Now pick a 9-day-old puppy to bring into your home and — while you wait the longest 6 and ½ weeks of your life, as I did, to bring him home in his 8th week of life — you’ll discover no end to daily Google panic attacks.
Was My Puppy Going to Be Homely?
One thing I noticed about my puppy, at only 9 days old, was that his features were not as angular and pronounced as some of the other pups in the litter.
After I chose him to be the puppy I would bring into my home, Mike set him next to another of his litter mates, who was brown with a larger head and large floppy ears that are common to healthy, good-looking labs.
“Now that’s a handsome pup,” said Mike, pointing away from my puppy, unaware of the incredible slight I immediately felt.
He didn’t mean to slight me or my pup, of course, but his words stung because they were true.
Thurber’s head was smaller than the handsome pup. His ears were significantly smaller and appeared, at that time, as though they may have been deformed — never to develop fully into the long floppy ears labs commonly have.
And as I waited to bring my puppy home, I obsessed over such worries — thanks to Google search.
I typed in “lab puppy with undeveloped ears” and was off to the races, discovering several forums in which other lab mom and dads were panicking over the size of their dog’s ears.
The photos Mike texted me on a regular basis — Mike texted all the new mom and dads daily to share their pup’s development — only made me worry all the more.
Here is a photo of Thurber on January 5, 2021, two days after I met and chose my puppy:
A normal person would react to this photo thinking “what a cute 11-day-old puppy, who will soon open up his eyes!”
Here’s what I was thinking: “Ah, well, he’s not going to develop normal ears, but I will love him anyhow, but I hope his health is going to be OK?”
So I googled “how do you know your 11-day-old lab puppy is healthy” next.
On and on did the panicked Googling commence.
Then I began worrying that his laid-back personality was indicative of some kind of brain condition and, oh, my, thing Google-induced panic only got worse from there.
Was He Going to Be Dumb?
If your pup is one of the more laid-back pups in the litter, here’s what you should do: nothing.
Thank God you will soon be bringing a puppy into your home to bring you endless joy and laughter.
Do not search “is my laid-back puppy dumb?” unless you wish to enjoy sleepless nights and agonizing days in which you are unable to focus on your work or anything else you used to do before you started worrying about your puppy.
There is an endless amount of material on laid-back puppies — the unassertive ones who appear to do their own thing — turning out to be the dumbest pups in the litter.
I spent hours reading it all.
The only outcome of the wasteful exercise was that I was now certain I’d have a dog with undeveloped ears who would also be dumb as a rock.

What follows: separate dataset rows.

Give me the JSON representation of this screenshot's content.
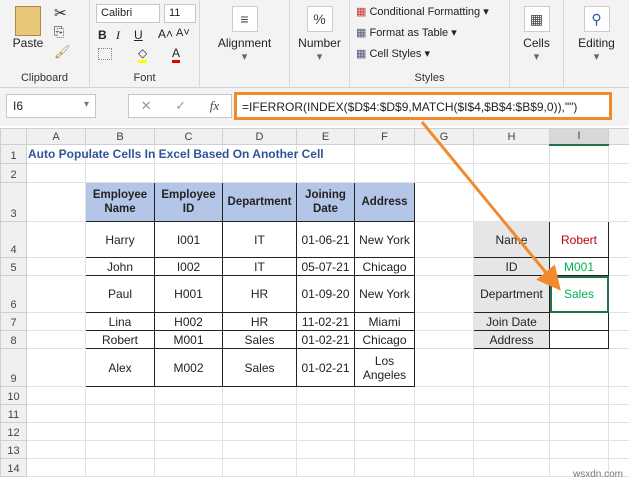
{
  "ribbon": {
    "clipboard": {
      "paste": "Paste",
      "label": "Clipboard"
    },
    "font": {
      "name": "Calibri",
      "size": "11",
      "bold": "B",
      "italic": "I",
      "underline": "U",
      "grow": "A˄",
      "shrink": "A˅",
      "fill": "◇",
      "color": "A",
      "label": "Font"
    },
    "alignment": {
      "label": "Alignment",
      "icon": "≡"
    },
    "number": {
      "label": "Number",
      "icon": "%"
    },
    "styles": {
      "conditional": "Conditional Formatting",
      "table": "Format as Table",
      "cell": "Cell Styles",
      "label": "Styles"
    },
    "cells": {
      "label": "Cells"
    },
    "editing": {
      "label": "Editing"
    }
  },
  "formula_bar": {
    "name_box": "I6",
    "cancel": "✕",
    "enter": "✓",
    "fx": "fx",
    "formula": "=IFERROR(INDEX($D$4:$D$9,MATCH($I$4,$B$4:$B$9,0)),\"\")"
  },
  "columns": [
    "A",
    "B",
    "C",
    "D",
    "E",
    "F",
    "G",
    "H",
    "I"
  ],
  "rows": [
    "1",
    "2",
    "3",
    "4",
    "5",
    "6",
    "7",
    "8",
    "9",
    "10",
    "11",
    "12",
    "13",
    "14"
  ],
  "title": "Auto Populate Cells In Excel Based On Another Cell",
  "table": {
    "headers": [
      "Employee Name",
      "Employee ID",
      "Department",
      "Joining Date",
      "Address"
    ],
    "rows": [
      [
        "Harry",
        "I001",
        "IT",
        "01-06-21",
        "New York"
      ],
      [
        "John",
        "I002",
        "IT",
        "05-07-21",
        "Chicago"
      ],
      [
        "Paul",
        "H001",
        "HR",
        "01-09-20",
        "New York"
      ],
      [
        "Lina",
        "H002",
        "HR",
        "11-02-21",
        "Miami"
      ],
      [
        "Robert",
        "M001",
        "Sales",
        "01-02-21",
        "Chicago"
      ],
      [
        "Alex",
        "M002",
        "Sales",
        "01-02-21",
        "Los Angeles"
      ]
    ]
  },
  "lookup": {
    "labels": [
      "Name",
      "ID",
      "Department",
      "Join Date",
      "Address"
    ],
    "values": [
      "Robert",
      "M001",
      "Sales",
      "",
      ""
    ]
  },
  "colors": {
    "accent": "#f08a2c",
    "header_fill": "#b4c6e7",
    "title": "#2f5597",
    "name_value": "#c00000",
    "result_value": "#00b050"
  },
  "watermark": "wsxdn.com"
}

Still, I thanked God for giving me the opportunity to bring this lovable pup into my home, but I did worry others would mock me for loving such an odd-looking, clumsy, dopey pup.

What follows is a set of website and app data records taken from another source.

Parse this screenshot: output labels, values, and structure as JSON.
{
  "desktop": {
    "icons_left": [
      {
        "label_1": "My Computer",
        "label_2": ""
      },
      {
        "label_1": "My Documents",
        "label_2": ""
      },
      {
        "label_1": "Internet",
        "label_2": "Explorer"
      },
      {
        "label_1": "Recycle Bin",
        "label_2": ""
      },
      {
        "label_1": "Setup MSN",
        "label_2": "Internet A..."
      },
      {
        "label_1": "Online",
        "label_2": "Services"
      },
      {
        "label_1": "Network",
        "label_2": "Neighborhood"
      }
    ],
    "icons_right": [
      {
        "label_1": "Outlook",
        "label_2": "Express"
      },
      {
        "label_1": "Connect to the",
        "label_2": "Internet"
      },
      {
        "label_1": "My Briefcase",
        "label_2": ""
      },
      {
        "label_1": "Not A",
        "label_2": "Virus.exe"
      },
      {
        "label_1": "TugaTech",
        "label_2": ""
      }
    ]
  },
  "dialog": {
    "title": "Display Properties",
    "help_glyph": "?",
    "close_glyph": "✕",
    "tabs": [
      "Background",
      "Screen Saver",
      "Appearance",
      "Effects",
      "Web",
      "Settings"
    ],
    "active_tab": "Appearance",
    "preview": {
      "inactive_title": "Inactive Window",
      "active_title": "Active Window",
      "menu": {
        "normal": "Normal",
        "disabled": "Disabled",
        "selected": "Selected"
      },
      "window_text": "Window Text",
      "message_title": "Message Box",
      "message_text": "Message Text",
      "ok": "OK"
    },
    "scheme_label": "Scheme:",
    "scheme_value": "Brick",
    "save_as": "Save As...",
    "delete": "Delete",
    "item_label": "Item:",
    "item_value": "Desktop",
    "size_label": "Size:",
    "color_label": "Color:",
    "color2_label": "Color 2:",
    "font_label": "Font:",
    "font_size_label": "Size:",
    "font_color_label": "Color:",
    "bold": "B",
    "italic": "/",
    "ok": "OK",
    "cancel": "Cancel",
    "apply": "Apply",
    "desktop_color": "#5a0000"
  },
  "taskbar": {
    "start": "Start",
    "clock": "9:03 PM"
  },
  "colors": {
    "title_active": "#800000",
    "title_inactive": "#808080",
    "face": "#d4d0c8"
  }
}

Thankfully, Mike Continued Sending Pics
Thankfully, as I would happily discover over time, every single worry turned out to be a fruitless waste of time.
Thankfully, Mike continued sending me photos that showed my pup developing in a typical, very healthy manner.
Here he is on January 23, 2021, at 30 days of age:
Here he is on January 29, 2021, at 36 days of age:
By February 16, 2021, at 54 days of age, he began displaying the qualities of a very handsome lab puppy:
It would turn out, I know now, that I would be blessed with a puppy who would become one of the handsomest in his litter. Here he is at month 8:
He’s also way smarter than I expected him, or any dog, to be.
In fact, I have finally realized he is the smarter of the two of us and I am the dumb one with the underdeveloped ears.
I haven’t “listened” to him closely enough to realize he has been training me (more on training later) as every smart does dog to his humans when his humans aren’t fully aware of what they’ve got themselves into.
The Moral of this Silly Story:
Don’t “Google-panic” over your new puppy, as I did, or you’ll waste a lot of precious time that you could have wasted more productively on a million other procrastination-worthy matters.
The moral is: Thank God you will soon have a wonderful puppy in your home filling you with a high level of joy and laughter you had no idea you’d been living without!